Vu l’ordonnance rendue le 14 mai 2025 à 18H21 par le magistrat du siège du tribunal judiciaire de Toulouse ordonnant le maintien au centre de rétention de :
[P] [I]
né le 03 Juillet 1995 à [Localité 2] (ALGERIE)
de nationalité Algérienne
Vu l’appel formé le 15 mai 2025 à 11 h 36 par courriel, par Me Julie BROCA, avocat au barreau de TOULOUSE,
A l’audience publique du 15 mai 2025 à 14h00, assisté de C. KEMPENAR, adjointe administrative faisant fonction de greffier, avons entendu :
[P] [I] régulièrement convoqué, ayant refusé de comparaitre, représenté par Me Julie BROCA, avocat au barreau de TOULOUSE;
En l’absence du représentant du Ministère public, régulièrement avisé;
En présence de [S] [M] représentant la PREFECTURE DE LA HAUTE GARONNE ;
avons rendu l’ordonnance suivante :
Exposé des faits
Vu les dispositions de l’article 455 du code de procédure civile et les dispositions du CESEDA,
Vu l’ordonnance du juge du tribunal judiciaire de Toulouse en date du 14 mai 2025 à 18h21 qui a joint les procédures, constaté la régularité de la procédure et ordonné la prolongation pour une durée de 26 jours de la rétention de M. [P] [I] sur requête de la préfecture de la Haute-Garonne du 13 mai 2025 et de celle de l’étranger du 12 mai 2025 ;
Vu l’appel interjeté par M. [P] [I] par courrier de son conseil reçu au greffe de la cour le 15 mai 2025 à 11h36, soutenu oralement à l’audience, auquel il convient de se référer en application de l’article 455 du code de procédure civile et aux termes duquel il sollicite l’infirmation de l’ordonnance et sa remise immédiate en liberté pour les motifs suivants :
— nullité de la procédure : dans le cadre de la notification des droits les coordonnées des autorités consulaires ne lui ont pas été notifiées
— défaut de motivation et erreur manifeste d’appréciation en ce que la préfecture n’a pas tenu compte de l’agression dont l’intéressé et fait l’objet et de la dégradation de son état de santé
— absence de perspective d’éloignement
Entendu les explications fournies par le conseil d el’appelant à l’audience du 15 mai 2025, en l’absence de l’intéressé celui-ci ayant refusé catégoriquement de venir à l’audience ;
Entendu les explications orales du préfet de la Haute-Garonne qui sollicite confirmation de l’ordonnance entreprise ;
Vu l’absence du ministère public, avisé de la date d’audience, qui n’a pas formulé d’observation.
SUR CE :
Sur la recevabilité de l’appel
En l’espèce, l’appel est recevable pour avoir été fait dans les termes et délais légaux.
Sur le contrôle de la procédure préalable à la rétention administrative
Le Conseil de l’intéressé fait valoir que les coordonnées des autorités consulaires ne lui ont pas été notifiée lors de son placement en rétention.
L’article R744-16 du CESEDA dispose « Dès son arrivée au lieu de rétention, chaque étranger est mis en mesure de communiquer avec toute personne de son choix, avec les autorités consulaires du pays dont il déclare avoir la nationalité et avec son avocat s’il en a un, ou, s’il n’en a pas, avec la permanence du barreau du tribunal judiciaire dans le ressort duquel se trouve le lieu de rétention.
Quel que soit le lieu de rétention dans lequel l’étranger est placé, un procès-verbal de la procédure de notification des droits en rétention est établi.

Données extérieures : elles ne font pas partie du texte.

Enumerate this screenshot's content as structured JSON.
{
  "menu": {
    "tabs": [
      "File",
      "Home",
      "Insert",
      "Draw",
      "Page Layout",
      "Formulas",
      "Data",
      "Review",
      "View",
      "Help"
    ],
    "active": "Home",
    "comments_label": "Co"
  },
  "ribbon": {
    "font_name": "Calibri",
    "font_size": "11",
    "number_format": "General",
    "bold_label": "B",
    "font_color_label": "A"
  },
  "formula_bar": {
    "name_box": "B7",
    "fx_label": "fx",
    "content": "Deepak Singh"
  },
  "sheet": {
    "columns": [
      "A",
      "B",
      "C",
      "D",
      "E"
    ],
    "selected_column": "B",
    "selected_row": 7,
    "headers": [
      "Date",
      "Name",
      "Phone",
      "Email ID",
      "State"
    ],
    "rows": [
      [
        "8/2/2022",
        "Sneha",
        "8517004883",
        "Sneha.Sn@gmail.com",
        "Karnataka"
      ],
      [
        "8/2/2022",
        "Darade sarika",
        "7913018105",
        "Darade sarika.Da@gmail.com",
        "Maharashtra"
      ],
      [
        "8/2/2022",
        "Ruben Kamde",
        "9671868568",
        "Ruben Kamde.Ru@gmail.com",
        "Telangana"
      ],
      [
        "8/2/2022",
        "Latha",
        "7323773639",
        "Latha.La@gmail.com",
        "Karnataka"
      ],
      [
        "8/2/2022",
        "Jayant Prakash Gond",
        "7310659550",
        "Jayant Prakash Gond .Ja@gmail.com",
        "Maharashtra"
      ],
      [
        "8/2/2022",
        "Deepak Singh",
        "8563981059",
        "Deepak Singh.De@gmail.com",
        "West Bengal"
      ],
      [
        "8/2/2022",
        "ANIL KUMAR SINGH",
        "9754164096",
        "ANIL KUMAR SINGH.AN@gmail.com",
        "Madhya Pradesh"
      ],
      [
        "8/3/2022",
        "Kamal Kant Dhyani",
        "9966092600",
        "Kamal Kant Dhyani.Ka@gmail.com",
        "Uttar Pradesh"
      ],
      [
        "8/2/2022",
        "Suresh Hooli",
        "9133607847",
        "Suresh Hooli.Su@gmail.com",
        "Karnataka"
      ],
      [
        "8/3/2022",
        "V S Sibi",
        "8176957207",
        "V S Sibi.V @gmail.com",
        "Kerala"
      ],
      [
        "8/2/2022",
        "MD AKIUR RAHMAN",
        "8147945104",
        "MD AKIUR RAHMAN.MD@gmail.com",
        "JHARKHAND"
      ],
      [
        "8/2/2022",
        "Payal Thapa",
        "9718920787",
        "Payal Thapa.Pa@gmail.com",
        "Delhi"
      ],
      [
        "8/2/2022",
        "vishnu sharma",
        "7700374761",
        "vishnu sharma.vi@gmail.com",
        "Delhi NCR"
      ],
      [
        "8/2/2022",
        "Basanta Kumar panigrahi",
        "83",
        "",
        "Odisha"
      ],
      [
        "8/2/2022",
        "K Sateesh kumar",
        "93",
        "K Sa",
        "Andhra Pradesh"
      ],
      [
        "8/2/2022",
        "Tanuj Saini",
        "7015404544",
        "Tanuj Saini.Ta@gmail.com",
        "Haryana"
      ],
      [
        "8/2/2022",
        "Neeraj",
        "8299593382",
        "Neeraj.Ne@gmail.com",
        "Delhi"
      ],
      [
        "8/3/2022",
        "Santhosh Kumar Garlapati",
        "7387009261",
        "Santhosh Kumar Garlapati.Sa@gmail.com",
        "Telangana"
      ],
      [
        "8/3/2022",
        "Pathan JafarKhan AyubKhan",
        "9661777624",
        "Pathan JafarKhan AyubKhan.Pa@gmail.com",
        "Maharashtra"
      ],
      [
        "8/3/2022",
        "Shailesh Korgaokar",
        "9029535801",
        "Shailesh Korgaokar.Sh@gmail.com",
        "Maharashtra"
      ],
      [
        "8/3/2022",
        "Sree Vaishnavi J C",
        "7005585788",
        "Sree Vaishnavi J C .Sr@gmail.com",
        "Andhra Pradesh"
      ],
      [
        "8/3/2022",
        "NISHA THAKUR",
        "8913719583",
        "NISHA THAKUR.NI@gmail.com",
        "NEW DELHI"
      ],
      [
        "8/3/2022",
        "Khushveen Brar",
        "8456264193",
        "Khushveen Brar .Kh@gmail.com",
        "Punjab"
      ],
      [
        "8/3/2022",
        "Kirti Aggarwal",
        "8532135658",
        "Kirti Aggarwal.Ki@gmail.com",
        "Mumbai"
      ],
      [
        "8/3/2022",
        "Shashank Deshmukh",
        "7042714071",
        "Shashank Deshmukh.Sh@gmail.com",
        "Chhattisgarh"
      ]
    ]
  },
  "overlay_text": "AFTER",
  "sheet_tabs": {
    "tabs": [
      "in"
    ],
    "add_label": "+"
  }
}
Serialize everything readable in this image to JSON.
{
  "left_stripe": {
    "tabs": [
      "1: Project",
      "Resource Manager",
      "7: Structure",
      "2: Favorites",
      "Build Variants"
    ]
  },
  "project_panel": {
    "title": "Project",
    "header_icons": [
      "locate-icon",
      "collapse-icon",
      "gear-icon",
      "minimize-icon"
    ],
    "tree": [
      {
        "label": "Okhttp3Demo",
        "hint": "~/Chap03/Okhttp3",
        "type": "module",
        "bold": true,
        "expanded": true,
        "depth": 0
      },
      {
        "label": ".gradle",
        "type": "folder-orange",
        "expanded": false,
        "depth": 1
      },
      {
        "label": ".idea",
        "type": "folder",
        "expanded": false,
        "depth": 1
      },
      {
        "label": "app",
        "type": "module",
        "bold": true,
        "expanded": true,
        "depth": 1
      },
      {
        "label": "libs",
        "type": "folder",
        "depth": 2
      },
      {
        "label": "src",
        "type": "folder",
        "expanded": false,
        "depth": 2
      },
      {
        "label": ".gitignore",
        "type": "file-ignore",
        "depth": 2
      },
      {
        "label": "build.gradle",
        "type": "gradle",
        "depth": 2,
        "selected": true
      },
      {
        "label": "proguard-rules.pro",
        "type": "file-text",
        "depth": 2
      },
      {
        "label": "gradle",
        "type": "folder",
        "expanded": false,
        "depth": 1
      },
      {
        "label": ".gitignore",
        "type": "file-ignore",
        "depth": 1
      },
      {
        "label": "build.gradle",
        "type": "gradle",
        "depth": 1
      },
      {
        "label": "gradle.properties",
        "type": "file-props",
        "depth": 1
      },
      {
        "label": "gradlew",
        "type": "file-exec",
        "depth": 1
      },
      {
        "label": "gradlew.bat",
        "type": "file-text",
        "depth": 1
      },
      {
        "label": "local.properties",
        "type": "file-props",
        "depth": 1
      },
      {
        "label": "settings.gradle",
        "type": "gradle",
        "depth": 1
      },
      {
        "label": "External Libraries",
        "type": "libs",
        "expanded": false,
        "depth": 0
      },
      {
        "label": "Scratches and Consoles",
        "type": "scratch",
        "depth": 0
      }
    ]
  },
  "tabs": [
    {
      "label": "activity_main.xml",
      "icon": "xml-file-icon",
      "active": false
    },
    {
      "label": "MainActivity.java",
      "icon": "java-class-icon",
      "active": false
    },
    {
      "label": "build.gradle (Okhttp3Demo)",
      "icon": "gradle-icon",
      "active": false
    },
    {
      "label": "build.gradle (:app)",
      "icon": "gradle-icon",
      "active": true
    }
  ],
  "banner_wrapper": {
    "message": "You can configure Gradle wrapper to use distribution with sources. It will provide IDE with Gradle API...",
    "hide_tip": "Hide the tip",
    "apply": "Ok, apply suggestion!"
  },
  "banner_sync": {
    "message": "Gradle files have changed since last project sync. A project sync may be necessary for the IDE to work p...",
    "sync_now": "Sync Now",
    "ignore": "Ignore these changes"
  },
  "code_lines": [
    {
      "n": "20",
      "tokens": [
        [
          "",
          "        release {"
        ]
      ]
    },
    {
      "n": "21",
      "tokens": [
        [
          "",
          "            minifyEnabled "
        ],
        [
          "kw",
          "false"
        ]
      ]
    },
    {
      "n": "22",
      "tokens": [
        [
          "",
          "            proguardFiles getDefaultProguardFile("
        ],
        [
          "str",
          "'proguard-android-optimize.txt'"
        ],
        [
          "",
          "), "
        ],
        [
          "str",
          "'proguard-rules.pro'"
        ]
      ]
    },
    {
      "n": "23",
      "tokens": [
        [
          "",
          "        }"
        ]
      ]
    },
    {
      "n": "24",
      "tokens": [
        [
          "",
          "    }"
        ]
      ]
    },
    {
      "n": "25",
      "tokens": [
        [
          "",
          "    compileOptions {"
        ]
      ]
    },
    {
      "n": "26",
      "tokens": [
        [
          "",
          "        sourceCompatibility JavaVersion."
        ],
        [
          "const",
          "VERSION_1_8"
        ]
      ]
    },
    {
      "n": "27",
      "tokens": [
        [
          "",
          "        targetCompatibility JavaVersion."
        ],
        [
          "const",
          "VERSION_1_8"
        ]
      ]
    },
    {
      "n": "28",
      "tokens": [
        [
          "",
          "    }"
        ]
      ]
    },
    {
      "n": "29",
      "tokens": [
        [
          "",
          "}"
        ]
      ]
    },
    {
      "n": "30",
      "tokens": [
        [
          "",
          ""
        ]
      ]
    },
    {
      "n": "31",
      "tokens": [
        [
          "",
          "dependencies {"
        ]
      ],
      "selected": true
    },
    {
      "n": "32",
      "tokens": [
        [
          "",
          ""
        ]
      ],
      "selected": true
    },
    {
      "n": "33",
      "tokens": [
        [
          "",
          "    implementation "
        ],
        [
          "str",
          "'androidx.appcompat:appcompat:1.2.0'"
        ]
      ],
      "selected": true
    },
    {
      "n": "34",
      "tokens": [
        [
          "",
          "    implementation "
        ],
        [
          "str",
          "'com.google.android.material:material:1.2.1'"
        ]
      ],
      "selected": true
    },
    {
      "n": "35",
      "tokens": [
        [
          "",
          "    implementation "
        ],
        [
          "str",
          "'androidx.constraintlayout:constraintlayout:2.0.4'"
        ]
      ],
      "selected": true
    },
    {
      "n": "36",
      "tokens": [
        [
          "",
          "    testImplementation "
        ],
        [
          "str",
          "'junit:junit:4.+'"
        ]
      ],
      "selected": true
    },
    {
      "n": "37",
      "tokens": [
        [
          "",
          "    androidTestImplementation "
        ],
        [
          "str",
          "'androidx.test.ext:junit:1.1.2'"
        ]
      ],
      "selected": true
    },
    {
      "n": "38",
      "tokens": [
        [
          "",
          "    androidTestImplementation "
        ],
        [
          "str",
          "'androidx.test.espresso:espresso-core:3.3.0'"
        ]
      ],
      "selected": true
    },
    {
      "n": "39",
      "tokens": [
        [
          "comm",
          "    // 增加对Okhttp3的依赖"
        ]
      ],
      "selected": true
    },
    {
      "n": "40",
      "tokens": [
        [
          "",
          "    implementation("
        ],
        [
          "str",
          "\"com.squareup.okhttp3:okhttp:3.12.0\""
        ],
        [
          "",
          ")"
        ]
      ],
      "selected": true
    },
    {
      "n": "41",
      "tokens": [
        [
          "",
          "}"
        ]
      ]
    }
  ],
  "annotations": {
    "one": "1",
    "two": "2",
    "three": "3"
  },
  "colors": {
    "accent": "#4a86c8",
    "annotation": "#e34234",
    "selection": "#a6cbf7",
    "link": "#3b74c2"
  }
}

Il est signé par l’intéressé, qui en reçoit un exemplaire, le fonctionnaire qui en est l’auteur et, le cas échéant, l’interprète. Ces références sont portées sur le registre mentionné à l’article L. 744-2. »

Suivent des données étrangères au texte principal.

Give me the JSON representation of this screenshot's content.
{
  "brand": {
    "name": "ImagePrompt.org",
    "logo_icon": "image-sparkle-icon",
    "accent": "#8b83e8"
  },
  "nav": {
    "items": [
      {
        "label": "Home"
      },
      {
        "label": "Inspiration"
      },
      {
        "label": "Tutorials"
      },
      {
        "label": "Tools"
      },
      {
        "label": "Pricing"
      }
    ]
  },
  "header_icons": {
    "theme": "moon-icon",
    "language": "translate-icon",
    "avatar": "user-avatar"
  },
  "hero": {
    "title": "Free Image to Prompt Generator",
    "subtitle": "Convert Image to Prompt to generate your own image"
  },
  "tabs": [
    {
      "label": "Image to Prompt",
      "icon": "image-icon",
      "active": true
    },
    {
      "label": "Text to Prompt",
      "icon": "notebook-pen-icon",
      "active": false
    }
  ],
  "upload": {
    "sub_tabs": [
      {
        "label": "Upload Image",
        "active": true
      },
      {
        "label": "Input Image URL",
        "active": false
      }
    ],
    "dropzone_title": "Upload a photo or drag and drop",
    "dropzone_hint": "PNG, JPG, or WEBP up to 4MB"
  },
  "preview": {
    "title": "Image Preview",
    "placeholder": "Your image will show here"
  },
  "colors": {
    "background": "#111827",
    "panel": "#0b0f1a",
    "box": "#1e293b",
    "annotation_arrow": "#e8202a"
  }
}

L’article prévoit que l’intéressé peut communiquer avec son consulat il ne prévoit pas que les coordonnées de son consulat lui soient communiquées.
Par ailleurs le ministère chargé de l’immigration a conclu une mission d’information et d’aide avec la CIMADE dans l’exercice de ses droits. Si l’intéressé souhaitait contacter son consulat il lui suffisait de demander à la CIMADE.
Aucune entrave à la possibilité de contacter le consulat n’est donc caractérisée.
La procédure sera donc déclarée régulière comme retenu par le premier juge.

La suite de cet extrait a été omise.